Applied data sources in this study

All data used in the study is publicly available. The complete list of the data sources are shown in Supplementary Table S1. All methods were carried out in accordance with relevant guidelines and regulations.

Training the model on the pan-tissue data set

We trained and tested XAI-AGE with a set of 6547 patient samples across 54 cohorts and multiple tissues (Supplementary Table S1), divided into 75% training, 25% testing, to predict the chronological age based on the DNA methylome of the individuals. This estimation was later used to also infer the biological age, defined by the chronological age prediction of the model.

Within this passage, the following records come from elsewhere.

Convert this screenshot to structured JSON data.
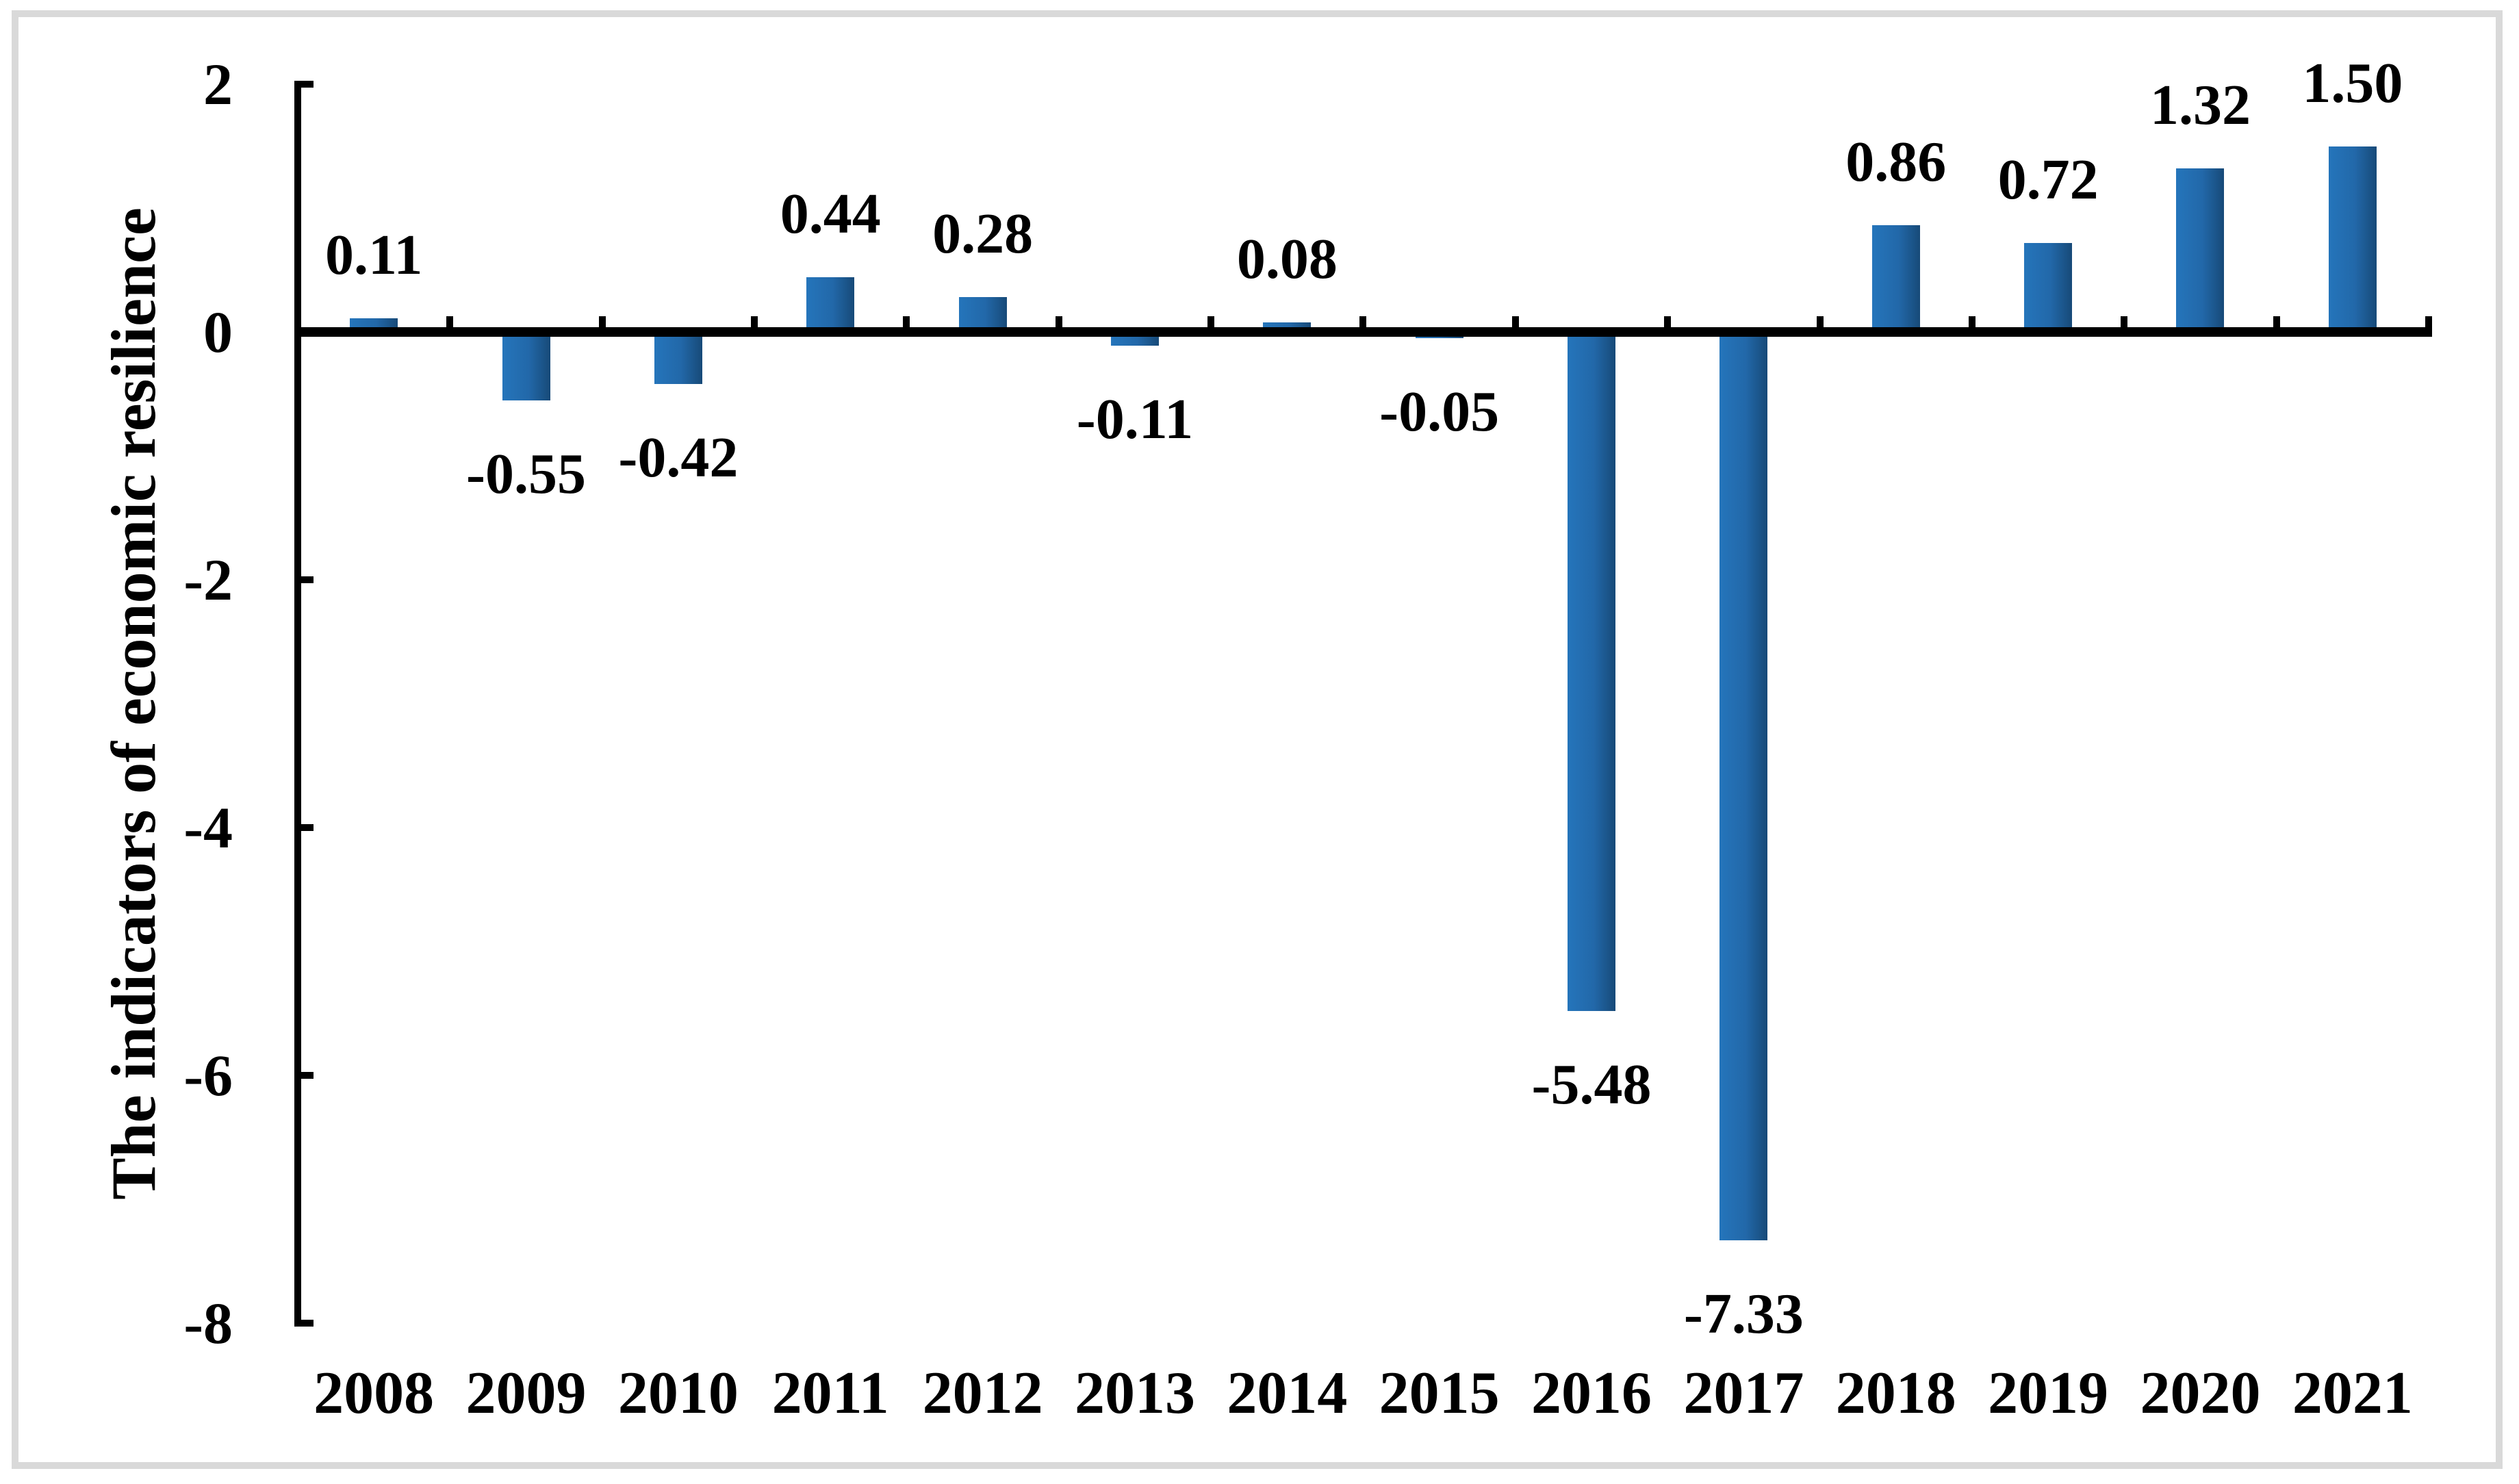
{
  "chart_data": {
    "type": "bar",
    "title": "",
    "ylabel": "The indicators of economic resilience",
    "xlabel": "",
    "categories": [
      "2008",
      "2009",
      "2010",
      "2011",
      "2012",
      "2013",
      "2014",
      "2015",
      "2016",
      "2017",
      "2018",
      "2019",
      "2020",
      "2021"
    ],
    "values": [
      0.11,
      -0.55,
      -0.42,
      0.44,
      0.28,
      -0.11,
      0.08,
      -0.05,
      -5.48,
      -7.33,
      0.86,
      0.72,
      1.32,
      1.5
    ],
    "data_labels": [
      "0.11",
      "-0.55",
      "-0.42",
      "0.44",
      "0.28",
      "-0.11",
      "0.08",
      "-0.05",
      "-5.48",
      "-7.33",
      "0.86",
      "0.72",
      "1.32",
      "1.50"
    ],
    "ylim": [
      -8,
      2
    ],
    "yticks": [
      2,
      0,
      -2,
      -4,
      -6,
      -8
    ],
    "ytick_labels": [
      "2",
      "0",
      "-2",
      "-4",
      "-6",
      "-8"
    ],
    "grid": "off",
    "legend": "none",
    "bar_color_left": "#2575bb",
    "bar_color_right": "#174a78",
    "axis_color": "#000000",
    "frame_color": "#d9d9d9"
  }
}
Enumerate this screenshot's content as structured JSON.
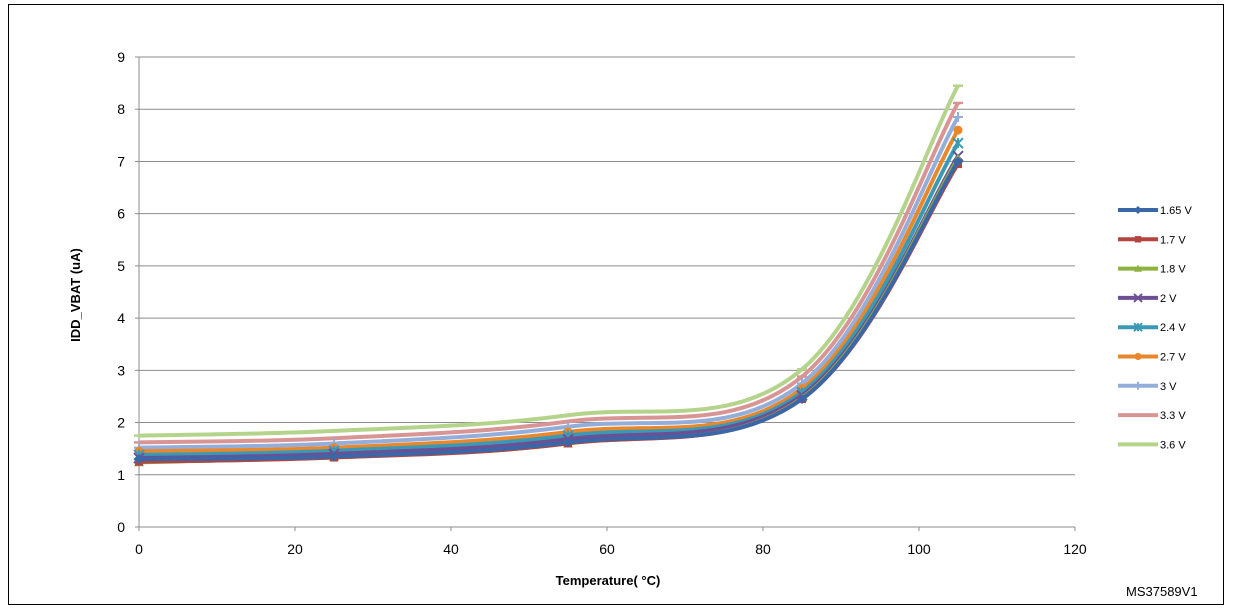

Fibroblast cell reprogramming data

In the study by Gill et al.36 the cells were harvested for DNA methylation and RNA-sequencing in different time points during the reprogramming process. Altogether 96 cells were analysed during the study from three different individuals which can be further subdivided into the categories of cells that were measured prior to the reprograming phase (fibroblasts), negative controls that received mock treatment, cells that failed to reprogram, and cells that transiently reprogrammed successfully. Cells that had been fully reprogrammed (iPSC) and were sampled on the final day were also measured.

Umbilical cord plasma transfusion data

The dataset contains 36 whole-blood samples collected at the beginning and at the end of the 10-week experiment period. In the present study, we used the already trained XAI-AGE model to estimate the biological age and biological age acceleration for each sample, and the results were compared between the pre-treatment and post-treatment groups.